A Prefeitura de Jaraguá do Sul iniciou nesta semana mais um levantamento sobre o Aedes aegypti nos bairros do município. As visitas feitas pelos agentes de endemia vão recolher amostragens nos imóveis jaraguaenses.

O objetivo do estudo é ter um panorama da incidência do mosquito, verificando em quais tipos de depósito ele é encontrado com maior frequência e em quais bairros, por exemplo.
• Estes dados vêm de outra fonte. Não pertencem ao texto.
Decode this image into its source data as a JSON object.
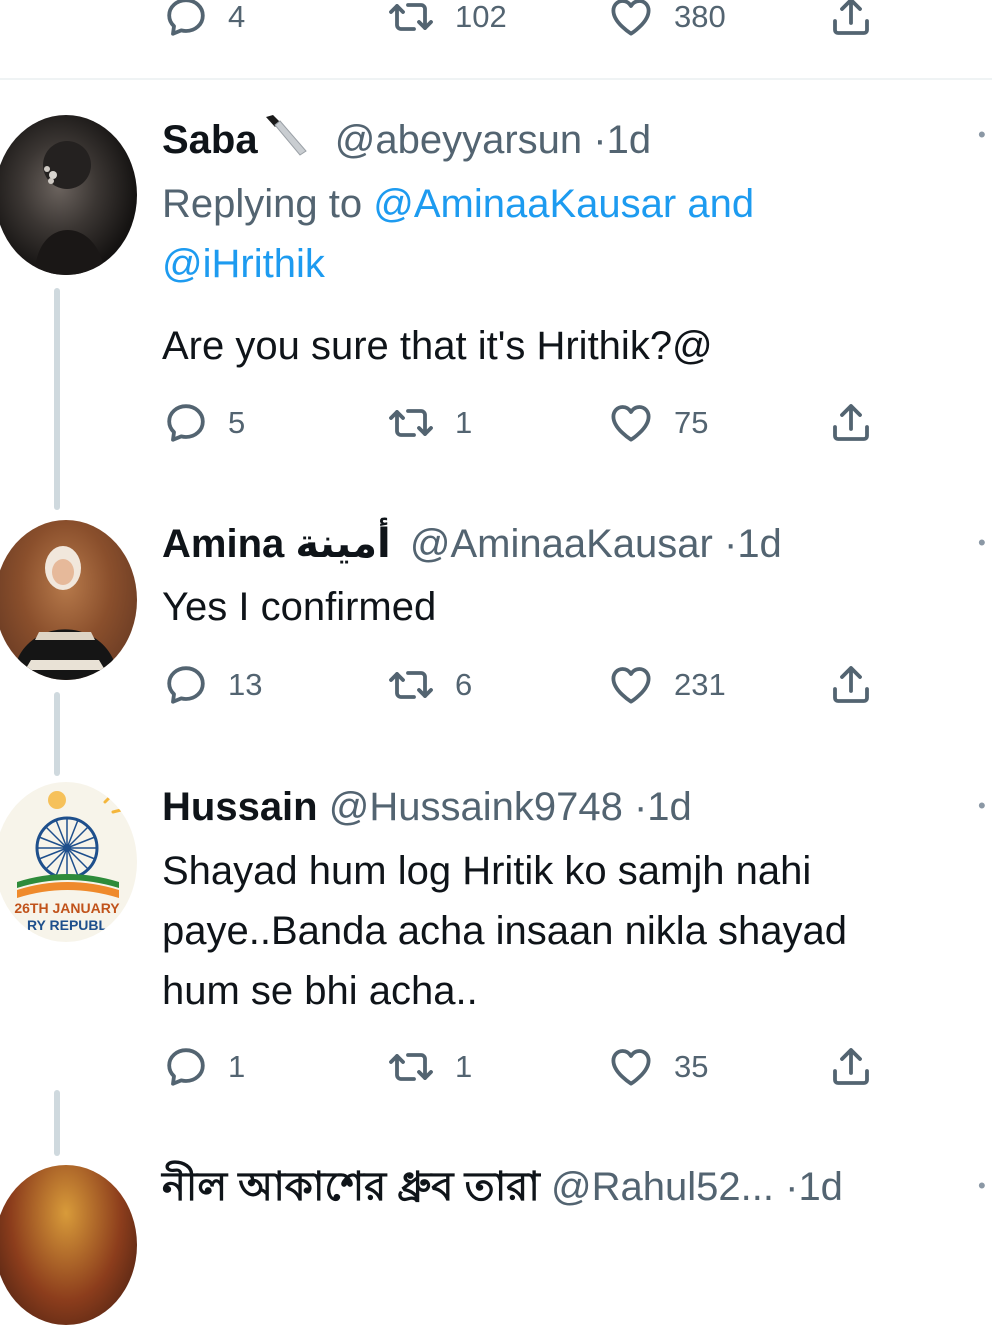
{
  "top_actions": {
    "replies": "4",
    "retweets": "102",
    "likes": "380"
  },
  "tweets": [
    {
      "name": "Saba",
      "handle": "@abeyyarsun",
      "sep": "·",
      "time": "1d",
      "replying_prefix": "Replying to",
      "replying_users": "@AminaaKausar and",
      "replying_users_2": "@iHrithik",
      "text": "Are you sure that it's Hrithik?@",
      "replies": "5",
      "retweets": "1",
      "likes": "75"
    },
    {
      "name": "Amina",
      "name_arabic": "أمينة",
      "handle": "@AminaaKausar",
      "sep": "·",
      "time": "1d",
      "text": "Yes I confirmed",
      "replies": "13",
      "retweets": "6",
      "likes": "231"
    },
    {
      "name": "Hussain",
      "handle": "@Hussaink9748",
      "sep": "·",
      "time": "1d",
      "text_lines": [
        "Shayad hum log Hritik ko samjh nahi",
        "paye..Banda acha insaan nikla shayad",
        "hum se bhi acha.."
      ],
      "avatar_text_1": "26TH JANUARY",
      "avatar_text_2": "RY REPUBL",
      "replies": "1",
      "retweets": "1",
      "likes": "35"
    },
    {
      "name": "নীল আকাশের ধ্রুব তারা",
      "handle": "@Rahul52...",
      "sep": "·",
      "time": "1d"
    }
  ],
  "icons": {
    "reply": "reply-icon",
    "retweet": "retweet-icon",
    "like": "heart-icon",
    "share": "share-icon",
    "more": "more-icon",
    "knife": "knife-emoji-icon"
  },
  "colors": {
    "link": "#1d9bf0",
    "secondary": "#536471",
    "text": "#0f1419",
    "thread_line": "#cfd9de"
  }
}
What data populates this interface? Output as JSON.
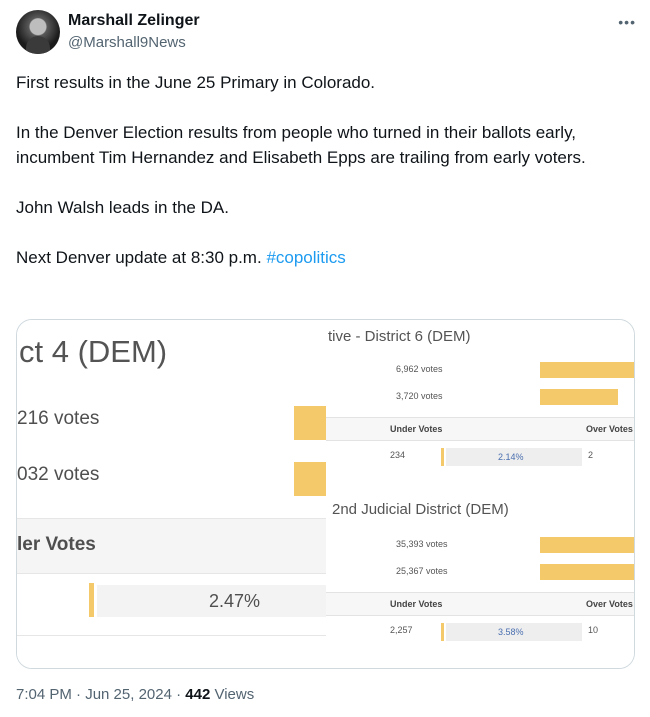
{
  "author": {
    "name": "Marshall Zelinger",
    "handle": "@Marshall9News"
  },
  "tweet": {
    "paragraphs": [
      "First results in the June 25 Primary in Colorado.",
      "In the Denver Election results from people who turned in their ballots early, incumbent Tim Hernandez and Elisabeth Epps are trailing from early voters.",
      "John Walsh leads in the DA."
    ],
    "last_line_text": "Next Denver update at 8:30 p.m.",
    "hashtag": "#copolitics"
  },
  "media": {
    "left": {
      "title": "ct 4 (DEM)",
      "votes_1": "216 votes",
      "votes_2": "032 votes",
      "under_votes_label": "ler Votes",
      "percent": "2.47%"
    },
    "right": {
      "section_1": {
        "title": "tive - District 6 (DEM)",
        "votes_1": "6,962 votes",
        "votes_2": "3,720 votes",
        "under_votes_label": "Under Votes",
        "over_votes_label": "Over Votes",
        "under_votes_value": "234",
        "percent": "2.14%",
        "over_votes_value": "2"
      },
      "section_2": {
        "title": "2nd Judicial District (DEM)",
        "votes_1": "35,393 votes",
        "votes_2": "25,367 votes",
        "under_votes_label": "Under Votes",
        "over_votes_label": "Over Votes",
        "under_votes_value": "2,257",
        "percent": "3.58%",
        "over_votes_value": "10"
      }
    }
  },
  "footer": {
    "timestamp": "7:04 PM · Jun 25, 2024 · ",
    "views_count": "442",
    "views_label": " Views"
  },
  "colors": {
    "link": "#1d9bf0",
    "bar": "#f3c96a",
    "muted": "#536471"
  }
}
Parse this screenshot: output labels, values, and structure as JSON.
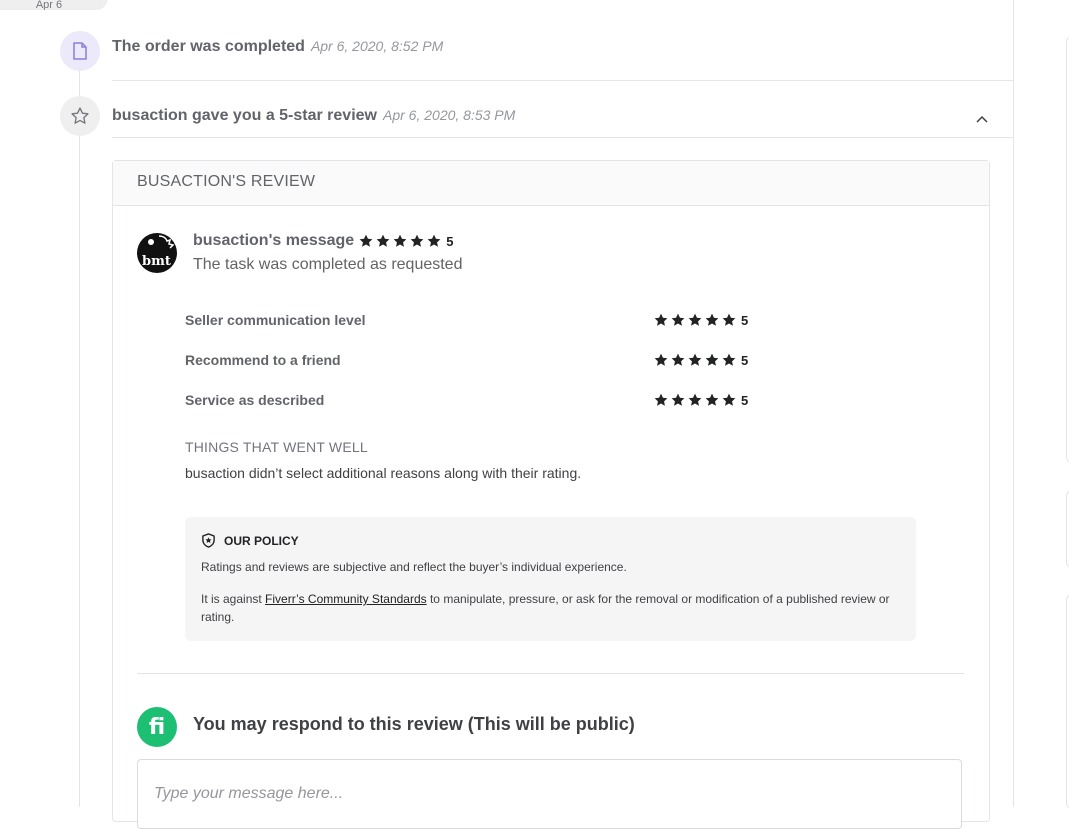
{
  "timeline": {
    "date_pill": "Apr 6",
    "events": [
      {
        "title": "The order was completed",
        "date": "Apr 6, 2020, 8:52 PM",
        "icon": "document-icon"
      },
      {
        "title": "busaction gave you a 5-star review",
        "date": "Apr 6, 2020, 8:53 PM",
        "icon": "star-outline-icon"
      }
    ]
  },
  "review": {
    "header": "BUSACTION'S REVIEW",
    "avatar_text": "bmt",
    "message_label": "busaction's message",
    "overall_rating": "5",
    "message": "The task was completed as requested",
    "criteria": [
      {
        "label": "Seller communication level",
        "rating": "5"
      },
      {
        "label": "Recommend to a friend",
        "rating": "5"
      },
      {
        "label": "Service as described",
        "rating": "5"
      }
    ],
    "went_well_title": "THINGS THAT WENT WELL",
    "went_well_text": "busaction didn’t select additional reasons along with their rating."
  },
  "policy": {
    "title": "OUR POLICY",
    "p1": "Ratings and reviews are subjective and reflect the buyer’s individual experience.",
    "p2_before": "It is against ",
    "p2_link": "Fiverr’s Community Standards",
    "p2_after": " to manipulate, pressure, or ask for the removal or modification of a published review or rating."
  },
  "respond": {
    "logo": "fi",
    "title": "You may respond to this review (This will be public)",
    "placeholder": "Type your message here..."
  },
  "colors": {
    "accent_green": "#1dbf73",
    "icon_bg_purple": "#ece9fb",
    "icon_bg_grey": "#efeff0",
    "star_color": "#222325"
  }
}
De acordo com a supervisora de fiscalização e controle de zoonoses da Secretaria de Saúde, Aline Cristiane Borba, a partir do levantamento serão desenvolvidas estratégias para eliminar os depósitos de proliferação e elaborar ações preventivas para a comunidade.

Atualmente, Jaraguá tem 72 focos de Aedes aegypti. De janeiro para cá, foram 79 casos de dengue suspeitos, sendo que 24 foram confirmados. Dois deles foram contraídos dentro do próprio município.

Durante todo o ano passado, conforme Aline, foram menos de 50 focos e 48 casos suspeitos, com três confirmados para dengue.

A supervisora acredita que o aumento significativo é consequência da falta de cuidados com os depósitos de água.

"Em relação ao levantamento, hoje temos dificuldade de visitar as pessoas devido à Covid-19. É importante os munícipes terem consciência do nosso trabalho e saber que estaremos com todos os equipamentos de proteção necessários e apenas os agentes sem sintomas da doença irão participar", destaca a supervisora.

Segundo Aline, o bairro Baependi está infestado do mosquito Aedes. O Centro lidera o número de focos atual, com o Baependi, Vila Lalau e Água Verde aparecendo em sequência.

Cuidados que precisam ser tomados

A supervisora de fiscalização e controle de zoonoses da Secretaria de Saúde cita algumas ações que precisam ser feitas para eliminar os focos de Aedes aegypti.

Entre os locais que devem ser limpos com regularidades estão: os ralos; calhas obstruídas; bebedouros de animais de estimação; e vasos de plantas.

"Para retirar completamente os ovos do mosquito tem que esfregar com uma esponja", observa.

Garrafas também precisam estar viradas com a boca para baixo, assim como as lixeiras bem tampas, vasos de plantas preenchidos com areia e caixas d'água ou tonéis tampados.